Model 14
There are two parts to frnt3: the website and the Elo/Prediction model. After building out the test app and setting up a maintable backend my last goal before the world cup season started was to strengthen up my data model.
What does that mean?
Stats are stats, as long as I find the right values and bring them together then it is just a matter of presentation. Athlete Elo, however, is a derived value. It needs to serve a purpose. For frnt3 it has 2:
- Athlete Elo is a reference point for overall athlete performance overtime, comparable with other athletes.
- A key metric to feed into future event predictions.
Point 1, as long as I am consistent with my Elo definition; present a decent range of Elo spread; a tune the gains a loses well; it is a relatively easy task.
frnt3 Elo: is a measure of an athletes skill at getting the zone/top of a problem of a given Elo difficulty. e.g. Athlete Elo 1500 : Problem Zone Elo 1500 means that the athlete has a 50% chance of getting that zone on getting the zone on a given go.
"Relative", because predictions are really hard...
Model 3, subjectively, solved point 1 quiet well (for senior athletes, anyway). It did not make a strong attempt at predictions, just ranking athletes in decending Elo order. Backtesting this method showed a 0.25 ρ Spearman's rank correlation (no correlation), although it atleast showed signs of being able to predict the top 25% of the field.
Initially testing, reducing the Elo gain from competitions showed some promise at reducing the error rate. Elo was tighter and Spearman's went up to about 0.65 ρ, but platued quickly. I was also unhappy, subjectively that point 1 had become compromised by the tighter Elo, it was harder to differentiate the top climbers.
Maybe I should add point 1.5: "frnt3 Elo should be opinionated, I would rather it tried to swing for the fences than get lost in the muddy noise of reality".
And I think breaking point 1.5 is why the predictions improved. Turning down the noise, by compressing the pack, until any errors would only ever by minor, because you weren't saying much in the first place.
Instead, I eventually went back to an Elo model with a much wider spread. Fine tuned the wins and losses; problem difficulty seeding; athlete initial Elo; off-season rebalancing until I got values I was happy told the story. Although this was a painful process as each time I needed to rebuild the model took 12 hours to process all the competitions. This is, for now, a fixed metric.

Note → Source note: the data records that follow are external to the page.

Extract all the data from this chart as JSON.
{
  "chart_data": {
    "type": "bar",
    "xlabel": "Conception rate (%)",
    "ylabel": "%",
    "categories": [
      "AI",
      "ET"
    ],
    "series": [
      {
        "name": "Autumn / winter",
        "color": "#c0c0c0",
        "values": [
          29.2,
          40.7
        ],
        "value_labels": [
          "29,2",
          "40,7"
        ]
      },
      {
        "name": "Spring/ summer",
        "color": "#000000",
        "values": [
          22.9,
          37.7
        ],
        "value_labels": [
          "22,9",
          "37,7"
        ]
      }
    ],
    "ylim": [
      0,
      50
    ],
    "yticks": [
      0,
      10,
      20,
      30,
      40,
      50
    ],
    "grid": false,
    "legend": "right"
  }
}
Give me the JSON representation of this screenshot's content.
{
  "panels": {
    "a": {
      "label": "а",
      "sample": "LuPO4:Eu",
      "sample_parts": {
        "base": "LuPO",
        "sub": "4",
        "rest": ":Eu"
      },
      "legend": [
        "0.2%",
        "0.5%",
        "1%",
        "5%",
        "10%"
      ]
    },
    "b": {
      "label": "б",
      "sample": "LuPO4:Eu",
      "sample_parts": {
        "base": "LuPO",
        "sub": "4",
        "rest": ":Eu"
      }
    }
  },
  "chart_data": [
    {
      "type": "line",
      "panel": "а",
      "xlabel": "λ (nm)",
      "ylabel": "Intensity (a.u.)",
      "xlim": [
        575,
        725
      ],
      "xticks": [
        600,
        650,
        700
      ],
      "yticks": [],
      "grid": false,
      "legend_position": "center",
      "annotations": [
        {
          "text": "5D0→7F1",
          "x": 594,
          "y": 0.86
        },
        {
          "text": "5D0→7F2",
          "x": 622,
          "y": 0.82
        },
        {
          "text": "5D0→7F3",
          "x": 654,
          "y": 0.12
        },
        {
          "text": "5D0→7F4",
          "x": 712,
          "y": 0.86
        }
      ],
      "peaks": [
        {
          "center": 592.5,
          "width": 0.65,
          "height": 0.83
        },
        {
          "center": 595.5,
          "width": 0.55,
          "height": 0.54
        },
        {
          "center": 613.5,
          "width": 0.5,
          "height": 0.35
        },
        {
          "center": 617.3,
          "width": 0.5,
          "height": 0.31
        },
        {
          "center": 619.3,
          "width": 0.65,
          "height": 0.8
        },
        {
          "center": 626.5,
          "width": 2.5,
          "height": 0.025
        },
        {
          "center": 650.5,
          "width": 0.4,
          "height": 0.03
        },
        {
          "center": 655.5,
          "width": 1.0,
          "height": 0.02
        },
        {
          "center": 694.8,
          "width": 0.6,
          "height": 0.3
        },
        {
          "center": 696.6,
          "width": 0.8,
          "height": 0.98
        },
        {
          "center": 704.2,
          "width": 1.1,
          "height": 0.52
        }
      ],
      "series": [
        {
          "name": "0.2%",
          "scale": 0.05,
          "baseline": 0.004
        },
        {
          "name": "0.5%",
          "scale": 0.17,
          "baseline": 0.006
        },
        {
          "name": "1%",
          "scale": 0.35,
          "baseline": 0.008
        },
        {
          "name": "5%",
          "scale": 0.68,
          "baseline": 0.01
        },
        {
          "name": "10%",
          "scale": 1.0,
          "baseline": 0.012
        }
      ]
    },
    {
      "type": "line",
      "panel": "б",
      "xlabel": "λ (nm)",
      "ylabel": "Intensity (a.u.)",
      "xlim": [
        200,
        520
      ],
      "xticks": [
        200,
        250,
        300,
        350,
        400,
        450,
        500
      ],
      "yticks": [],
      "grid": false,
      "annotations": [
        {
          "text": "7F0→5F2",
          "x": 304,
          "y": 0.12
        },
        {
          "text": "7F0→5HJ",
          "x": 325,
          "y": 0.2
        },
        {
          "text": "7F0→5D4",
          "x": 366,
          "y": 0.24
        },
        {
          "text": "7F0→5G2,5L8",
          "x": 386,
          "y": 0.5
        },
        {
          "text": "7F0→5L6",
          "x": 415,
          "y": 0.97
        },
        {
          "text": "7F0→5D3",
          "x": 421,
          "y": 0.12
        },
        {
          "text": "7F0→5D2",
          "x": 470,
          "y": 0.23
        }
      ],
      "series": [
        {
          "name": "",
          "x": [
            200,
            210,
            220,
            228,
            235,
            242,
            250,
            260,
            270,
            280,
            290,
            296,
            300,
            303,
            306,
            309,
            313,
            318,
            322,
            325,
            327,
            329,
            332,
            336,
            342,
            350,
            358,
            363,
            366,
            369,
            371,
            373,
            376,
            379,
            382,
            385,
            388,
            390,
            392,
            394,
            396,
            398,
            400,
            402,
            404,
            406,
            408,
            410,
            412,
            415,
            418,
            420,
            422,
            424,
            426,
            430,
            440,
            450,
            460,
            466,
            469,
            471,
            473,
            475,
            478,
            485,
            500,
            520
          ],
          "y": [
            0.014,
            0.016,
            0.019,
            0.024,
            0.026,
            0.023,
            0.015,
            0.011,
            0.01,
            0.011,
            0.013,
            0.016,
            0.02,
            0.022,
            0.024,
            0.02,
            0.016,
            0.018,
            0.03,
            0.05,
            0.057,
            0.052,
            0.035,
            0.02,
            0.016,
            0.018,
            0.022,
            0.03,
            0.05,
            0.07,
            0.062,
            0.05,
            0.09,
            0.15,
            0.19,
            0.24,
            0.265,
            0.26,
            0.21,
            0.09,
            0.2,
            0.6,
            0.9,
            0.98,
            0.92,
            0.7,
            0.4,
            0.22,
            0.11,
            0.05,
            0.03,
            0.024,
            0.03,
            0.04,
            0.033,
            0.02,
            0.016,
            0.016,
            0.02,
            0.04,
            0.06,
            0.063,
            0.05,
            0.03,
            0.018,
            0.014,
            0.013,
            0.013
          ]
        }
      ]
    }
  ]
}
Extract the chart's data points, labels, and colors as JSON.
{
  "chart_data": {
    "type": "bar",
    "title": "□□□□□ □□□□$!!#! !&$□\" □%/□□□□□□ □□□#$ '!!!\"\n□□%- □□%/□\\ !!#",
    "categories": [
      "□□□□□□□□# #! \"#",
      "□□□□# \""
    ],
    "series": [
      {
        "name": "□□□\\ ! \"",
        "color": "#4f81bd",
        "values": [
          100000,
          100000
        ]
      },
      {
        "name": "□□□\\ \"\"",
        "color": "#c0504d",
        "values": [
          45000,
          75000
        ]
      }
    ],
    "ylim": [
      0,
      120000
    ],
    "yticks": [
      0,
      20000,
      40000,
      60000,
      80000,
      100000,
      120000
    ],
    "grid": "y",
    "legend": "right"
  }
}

Fighting with this metric also took a while.
Backtests were stuck around 0.3 - 0.5 ρ and appeared to be going nowhere. I was trying to find metrics, I had available, that actually effected athlete performance. Some metrics, like if the athlete was "at home", produced minor improvements, but not anything I would actually care to publish and still well below the desired 0.7 ρ.
The key to Model 14 was first factoring in athlete's abilities in, obviously before the competition we don't know what abilities will show up, however, using an average of all their abilities at least create outliers with big weaknesses. Most athlete's have a pretty consistent coverage across all abilities, so are more likely to be consistent across competitions, outliers are "punished" more. In the future I could fine tune this by taking into account the style of setting at certain venues and weighting these abilities more. After this I compound the consistency factor more by mutliplying the final result by their recent consistency value + overperforming value. This is a heavy factor in the prediction and can really shuffle up the pack, I was worried that it would be too much. I was ready to go back on this dicission until I go the backtest results... 0.9 ρ... that is a ridiculous correlation.
I don't quiet believe that it can be this good, and it may just have been a case of overfitting. For now I am going to roll with it and see how the predicitions pan out for the first few competitions of the season. It should at least be better (or more interesting at least) than before anyway.
-vm